Indikasi penyalahgunaan sumber daya negara tersebut sulit untuk dibantah mengingat kedua proyek tersebut, yaitu pembangunan sumur bor dan proyek bedah rumah warga yang anggarannya disalurkan melalui Unhan tidak ada keterkaitannya dengan tugas dan fungsi Menhan. Prabowo Subianto sebagai Menhan seharusnya fokus pada tugas dan fungsinya dalam membangun dan memperkuat pertahanan negara dalam menghadapi ancaman eksternal dari negara lain. Manfaat pembangunan sumur bor air dan proyek bedah rumah warga memang bisa dirasakan secara langsung oleh masyarakat, tapi hal ini seharusnya menjadi fungsi dan tugas kementerian terkait, bukan urusan Kemhan.
Pengalokasian anggaran Kemenhan melalui Unhan untuk proyek pembangunan sumur bor air dan bedah rumah warga menunjukan Prabowo Subianto selaku Menhan tidak memiliki prioritas kebijakan pembangunan pertahanan, bahkan anggaran pertahanan dialokasikan secara tidak tepat untuk proyek yang tidak berkaitan dengan urusan pertahanan negara.
Indikasi penyalahgunaan kekuasaan dan kampanye terselubung Pabowo Subianto bukan terjadi sekali saja. Sebelumnya, dugaan yang sama pernah dilakukan, seperti dalam kasus peresmian sumur bor air di Kabupaten Banyumas dan Kabupaten Kuningan, Rakerda APDESI Jawa Barat, dan Sarasehan kemandiran pondok pesantren yang diselenggarakan oleh Kemenag. Prabowo Subianto terindikasi menjadi calon presiden yang diduga banyak menyalahgunakan kekuasaan dan jabatannya dalam konteks kepentingan kampanye dan membangun dukungan dalam kontestas politik elektoral.
Lebih jauh, Koalisi Masyarakat Sipil juga menilai, keterlibatan aparat Babinsa dalam kegiatan pendataan KTP dan KK warga di Cilincing, Jakarta Utara secara nyata merupakan pelanggaran terhadap UU TNI. Pendataan tersebut bukanlah tugas TNI dan bahkan mengingat kegiatan tersebut terindikasi menjadi kampanye Capres Prabowo Subianto, keterlibatan Babinsa TNI dapat dikatakan sebagai bentuk dukungan baik langsung maupun tidak langsung terhadap kampanye politik.
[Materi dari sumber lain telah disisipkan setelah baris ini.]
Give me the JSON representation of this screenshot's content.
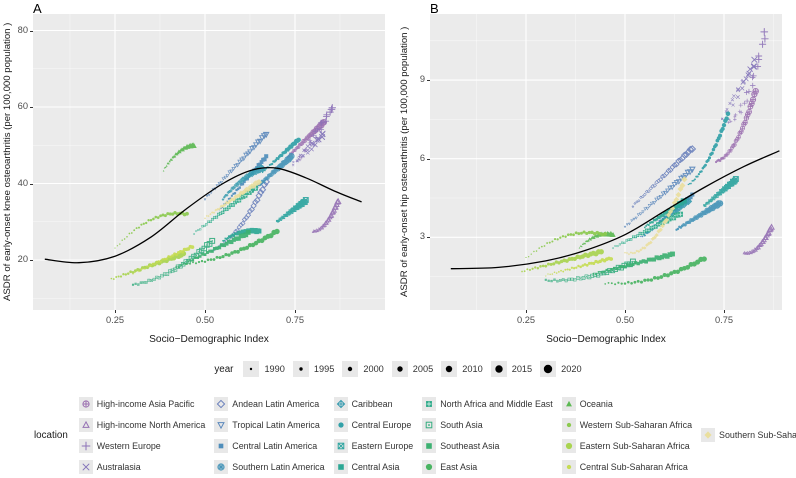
{
  "chart_data": [
    {
      "type": "scatter",
      "panel_label": "A",
      "xlabel": "Socio−Demographic Index",
      "ylabel": "ASDR of early-onset knee osteoarthritis (per 100,000 population )",
      "x_ticks": [
        "0.25",
        "0.50",
        "0.75"
      ],
      "x_tick_values": [
        0.25,
        0.5,
        0.75
      ],
      "y_ticks": [
        "20",
        "40",
        "60",
        "80"
      ],
      "y_tick_values": [
        20,
        40,
        60,
        80
      ],
      "xlim": [
        0.02,
        1.0
      ],
      "ylim": [
        7,
        84.5
      ],
      "grid": true,
      "legend_position": "bottom",
      "point_size_encodes": "year 1990-2020",
      "trend_line": [
        [
          0.055,
          20.2
        ],
        [
          0.15,
          19.3
        ],
        [
          0.25,
          21.0
        ],
        [
          0.35,
          26.0
        ],
        [
          0.45,
          33.5
        ],
        [
          0.55,
          40.0
        ],
        [
          0.63,
          43.5
        ],
        [
          0.7,
          44.0
        ],
        [
          0.78,
          41.5
        ],
        [
          0.86,
          38.0
        ],
        [
          0.935,
          35.2
        ]
      ],
      "series": [
        {
          "name": "High-income Asia Pacific",
          "x": [
            0.73,
            0.83
          ],
          "y": [
            47,
            56
          ],
          "curve": 0
        },
        {
          "name": "High-income North America",
          "x": [
            0.8,
            0.87
          ],
          "y": [
            27.5,
            35.5
          ],
          "curve": -2
        },
        {
          "name": "Western Europe",
          "x": [
            0.76,
            0.855
          ],
          "y": [
            46,
            60
          ],
          "curve": 0
        },
        {
          "name": "Australasia",
          "x": [
            0.745,
            0.83
          ],
          "y": [
            45,
            53
          ],
          "curve": 0
        },
        {
          "name": "Andean Latin America",
          "x": [
            0.52,
            0.67
          ],
          "y": [
            22.5,
            40.5
          ],
          "curve": -3
        },
        {
          "name": "Tropical Latin America",
          "x": [
            0.5,
            0.67
          ],
          "y": [
            36,
            53
          ],
          "curve": 0
        },
        {
          "name": "Central Latin America",
          "x": [
            0.54,
            0.67
          ],
          "y": [
            33,
            47
          ],
          "curve": 0
        },
        {
          "name": "Southern Latin America",
          "x": [
            0.63,
            0.74
          ],
          "y": [
            38,
            47
          ],
          "curve": 0
        },
        {
          "name": "Caribbean",
          "x": [
            0.55,
            0.66
          ],
          "y": [
            36,
            44
          ],
          "curve": 1
        },
        {
          "name": "Central Europe",
          "x": [
            0.66,
            0.76
          ],
          "y": [
            43,
            51.5
          ],
          "curve": 0
        },
        {
          "name": "Eastern Europe",
          "x": [
            0.7,
            0.78
          ],
          "y": [
            30,
            35.5
          ],
          "curve": 0
        },
        {
          "name": "Central Asia",
          "x": [
            0.55,
            0.65
          ],
          "y": [
            25,
            27.5
          ],
          "curve": 1
        },
        {
          "name": "North Africa and Middle East",
          "x": [
            0.47,
            0.64
          ],
          "y": [
            27,
            39
          ],
          "curve": 0
        },
        {
          "name": "South Asia",
          "x": [
            0.3,
            0.52
          ],
          "y": [
            13.5,
            25
          ],
          "curve": -2
        },
        {
          "name": "Southeast Asia",
          "x": [
            0.42,
            0.62
          ],
          "y": [
            18,
            27
          ],
          "curve": 0
        },
        {
          "name": "East Asia",
          "x": [
            0.45,
            0.7
          ],
          "y": [
            19,
            27.5
          ],
          "curve": -1.5
        },
        {
          "name": "Oceania",
          "x": [
            0.385,
            0.47
          ],
          "y": [
            43.5,
            50
          ],
          "curve": 1.5
        },
        {
          "name": "Western Sub-Saharan Africa",
          "x": [
            0.25,
            0.45
          ],
          "y": [
            23,
            32
          ],
          "curve": 3
        },
        {
          "name": "Eastern Sub-Saharan Africa",
          "x": [
            0.24,
            0.44
          ],
          "y": [
            15,
            21.5
          ],
          "curve": 0
        },
        {
          "name": "Central Sub-Saharan Africa",
          "x": [
            0.3,
            0.465
          ],
          "y": [
            16.5,
            23.5
          ],
          "curve": 0
        },
        {
          "name": "Southern Sub-Saharan Africa",
          "x": [
            0.5,
            0.65
          ],
          "y": [
            31,
            40.5
          ],
          "curve": 0
        }
      ]
    },
    {
      "type": "scatter",
      "panel_label": "B",
      "xlabel": "Socio−Demographic Index",
      "ylabel": "ASDR of early-onset hip osteoarthritis (per 100,000 population )",
      "x_ticks": [
        "0.25",
        "0.50",
        "0.75"
      ],
      "x_tick_values": [
        0.25,
        0.5,
        0.75
      ],
      "y_ticks": [
        "3",
        "6",
        "9"
      ],
      "y_tick_values": [
        3,
        6,
        9
      ],
      "xlim": [
        0.02,
        0.92
      ],
      "ylim": [
        0.2,
        11.5
      ],
      "grid": true,
      "legend_position": "bottom",
      "point_size_encodes": "year 1990-2020",
      "trend_line": [
        [
          0.06,
          1.8
        ],
        [
          0.18,
          1.85
        ],
        [
          0.3,
          2.1
        ],
        [
          0.4,
          2.5
        ],
        [
          0.5,
          3.1
        ],
        [
          0.6,
          4.0
        ],
        [
          0.7,
          4.9
        ],
        [
          0.8,
          5.7
        ],
        [
          0.89,
          6.3
        ]
      ],
      "series": [
        {
          "name": "High-income Asia Pacific",
          "x": [
            0.73,
            0.83
          ],
          "y": [
            5.9,
            8.6
          ],
          "curve": -0.6
        },
        {
          "name": "High-income North America",
          "x": [
            0.8,
            0.87
          ],
          "y": [
            2.4,
            3.4
          ],
          "curve": -0.3
        },
        {
          "name": "Western Europe",
          "x": [
            0.76,
            0.855
          ],
          "y": [
            7.4,
            10.9
          ],
          "curve": -0.8
        },
        {
          "name": "Australasia",
          "x": [
            0.745,
            0.83
          ],
          "y": [
            7.5,
            9.7
          ],
          "curve": 0
        },
        {
          "name": "Andean Latin America",
          "x": [
            0.52,
            0.67
          ],
          "y": [
            4.2,
            6.4
          ],
          "curve": 0
        },
        {
          "name": "Tropical Latin America",
          "x": [
            0.5,
            0.67
          ],
          "y": [
            3.4,
            5.6
          ],
          "curve": 0
        },
        {
          "name": "Central Latin America",
          "x": [
            0.54,
            0.67
          ],
          "y": [
            3.0,
            4.6
          ],
          "curve": 0
        },
        {
          "name": "Southern Latin America",
          "x": [
            0.63,
            0.74
          ],
          "y": [
            3.3,
            4.3
          ],
          "curve": 0
        },
        {
          "name": "Caribbean",
          "x": [
            0.55,
            0.66
          ],
          "y": [
            3.1,
            4.4
          ],
          "curve": 0
        },
        {
          "name": "Central Europe",
          "x": [
            0.66,
            0.76
          ],
          "y": [
            5.0,
            7.7
          ],
          "curve": -0.4
        },
        {
          "name": "Eastern Europe",
          "x": [
            0.7,
            0.78
          ],
          "y": [
            4.2,
            5.2
          ],
          "curve": 0
        },
        {
          "name": "Central Asia",
          "x": [
            0.55,
            0.65
          ],
          "y": [
            3.4,
            4.4
          ],
          "curve": 0
        },
        {
          "name": "North Africa and Middle East",
          "x": [
            0.47,
            0.64
          ],
          "y": [
            2.6,
            3.9
          ],
          "curve": 0
        },
        {
          "name": "South Asia",
          "x": [
            0.3,
            0.52
          ],
          "y": [
            1.35,
            2.05
          ],
          "curve": -0.2
        },
        {
          "name": "Southeast Asia",
          "x": [
            0.42,
            0.62
          ],
          "y": [
            1.6,
            2.35
          ],
          "curve": 0
        },
        {
          "name": "East Asia",
          "x": [
            0.45,
            0.7
          ],
          "y": [
            1.25,
            2.2
          ],
          "curve": -0.3
        },
        {
          "name": "Oceania",
          "x": [
            0.385,
            0.47
          ],
          "y": [
            2.6,
            3.1
          ],
          "curve": 0.2
        },
        {
          "name": "Western Sub-Saharan Africa",
          "x": [
            0.25,
            0.45
          ],
          "y": [
            2.2,
            3.1
          ],
          "curve": 0.4
        },
        {
          "name": "Eastern Sub-Saharan Africa",
          "x": [
            0.24,
            0.44
          ],
          "y": [
            1.7,
            2.45
          ],
          "curve": 0
        },
        {
          "name": "Central Sub-Saharan Africa",
          "x": [
            0.3,
            0.465
          ],
          "y": [
            1.55,
            2.2
          ],
          "curve": 0
        },
        {
          "name": "Southern Sub-Saharan Africa",
          "x": [
            0.5,
            0.65
          ],
          "y": [
            2.4,
            5.2
          ],
          "curve": -0.8
        }
      ]
    }
  ],
  "year_legend": {
    "title": "year",
    "years": [
      "1990",
      "1995",
      "2000",
      "2005",
      "2010",
      "2015",
      "2020"
    ]
  },
  "location_legend": {
    "title": "location",
    "items": [
      {
        "name": "High-income Asia Pacific",
        "marker": "circle-plus",
        "color": "#9b6fb0"
      },
      {
        "name": "High-income North America",
        "marker": "triangle-open",
        "color": "#9571b4"
      },
      {
        "name": "Western Europe",
        "marker": "plus",
        "color": "#8d72b8"
      },
      {
        "name": "Australasia",
        "marker": "cross",
        "color": "#8374ba"
      },
      {
        "name": "Andean Latin America",
        "marker": "diamond-open",
        "color": "#6a80bc"
      },
      {
        "name": "Tropical Latin America",
        "marker": "triangle-down-open",
        "color": "#5b88bc"
      },
      {
        "name": "Central Latin America",
        "marker": "square-small",
        "color": "#4f8ebb"
      },
      {
        "name": "Southern Latin America",
        "marker": "circle-asterisk",
        "color": "#4594b8"
      },
      {
        "name": "Caribbean",
        "marker": "diamond-plus",
        "color": "#399cb0"
      },
      {
        "name": "Central Europe",
        "marker": "circle-small",
        "color": "#32a1a8"
      },
      {
        "name": "Eastern Europe",
        "marker": "square-cross",
        "color": "#2ea5a0"
      },
      {
        "name": "Central Asia",
        "marker": "square",
        "color": "#2da895"
      },
      {
        "name": "North Africa and Middle East",
        "marker": "square-plus",
        "color": "#2fab8a"
      },
      {
        "name": "South Asia",
        "marker": "square-open-dot",
        "color": "#34ad7f"
      },
      {
        "name": "Southeast Asia",
        "marker": "square",
        "color": "#3db172"
      },
      {
        "name": "East Asia",
        "marker": "circle",
        "color": "#49b462"
      },
      {
        "name": "Oceania",
        "marker": "triangle",
        "color": "#5cb953"
      },
      {
        "name": "Western Sub-Saharan Africa",
        "marker": "dot",
        "color": "#8cca4f"
      },
      {
        "name": "Eastern Sub-Saharan Africa",
        "marker": "circle",
        "color": "#a9d450"
      },
      {
        "name": "Central Sub-Saharan Africa",
        "marker": "dot",
        "color": "#c6dc54"
      },
      {
        "name": "Southern Sub-Saharan Africa",
        "marker": "diamond",
        "color": "#eadf9e"
      }
    ],
    "columns": [
      [
        0,
        1,
        2,
        3
      ],
      [
        4,
        5,
        6,
        7
      ],
      [
        8,
        9,
        10,
        11
      ],
      [
        12,
        13,
        14,
        15
      ],
      [
        16,
        17,
        18,
        19
      ],
      [
        20
      ]
    ]
  },
  "style": {
    "plot_background": "#ebebeb",
    "gridline_color": "#ffffff",
    "trend_color": "#000000",
    "tick_text_color": "#4d4d4d"
  }
}
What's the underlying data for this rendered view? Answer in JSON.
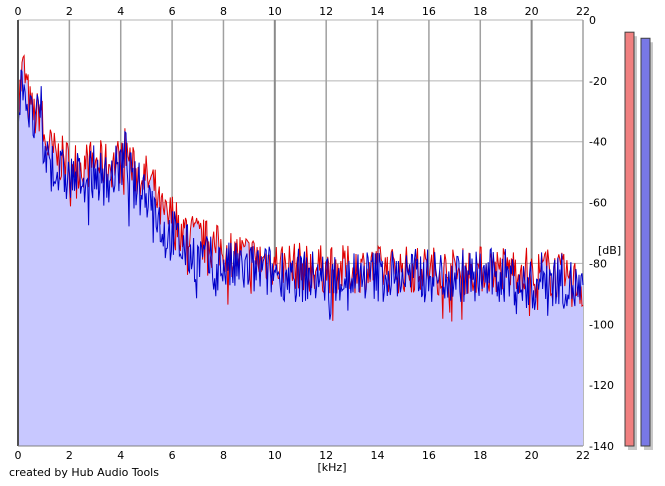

Dengan demikian, Babinsa TNI telah menyalahi tugas pokokmTNI dan melanggar prinsip netralitas yang diatur di dalam UU TNI dan seharusnya dihukum secara pidana sebagaimana perintah tegas Panglima TNI.
UU TNI sesungguhnya telah menegaskan secara jelas bahwa TNI harus besikap netral dan tidak boleh terlibat dalam kegiatan politik apapun. Hal ini merupakan bagian dari prinsip profesionalisme TNI yang dibangun sejak bergulirnya era reformasi TNI. Keterlibatan TNI dalam kegiatan politik praktis merupakan pelanggaran serius terhadap UU TNI dan tidak boleh dibiarkan tanpa adanya proses hukum yang tegas sesuai dengan tingkat pelanggarannya. Jika pelanggaran tersebut dibiarkan dan tidak ada penindakan yang jelas, maka semakin memperkuat dugaan yang berkembang di publik bahwa TNI tidak netral dan ada pemihakan terhadap Capres tertentu. Pembiaran terhadap pelanggaran sama saja sebagai bentuk persetujuan terhadap pelanggaran dan penyimpangan TNI dalam kegiatan politik praktis.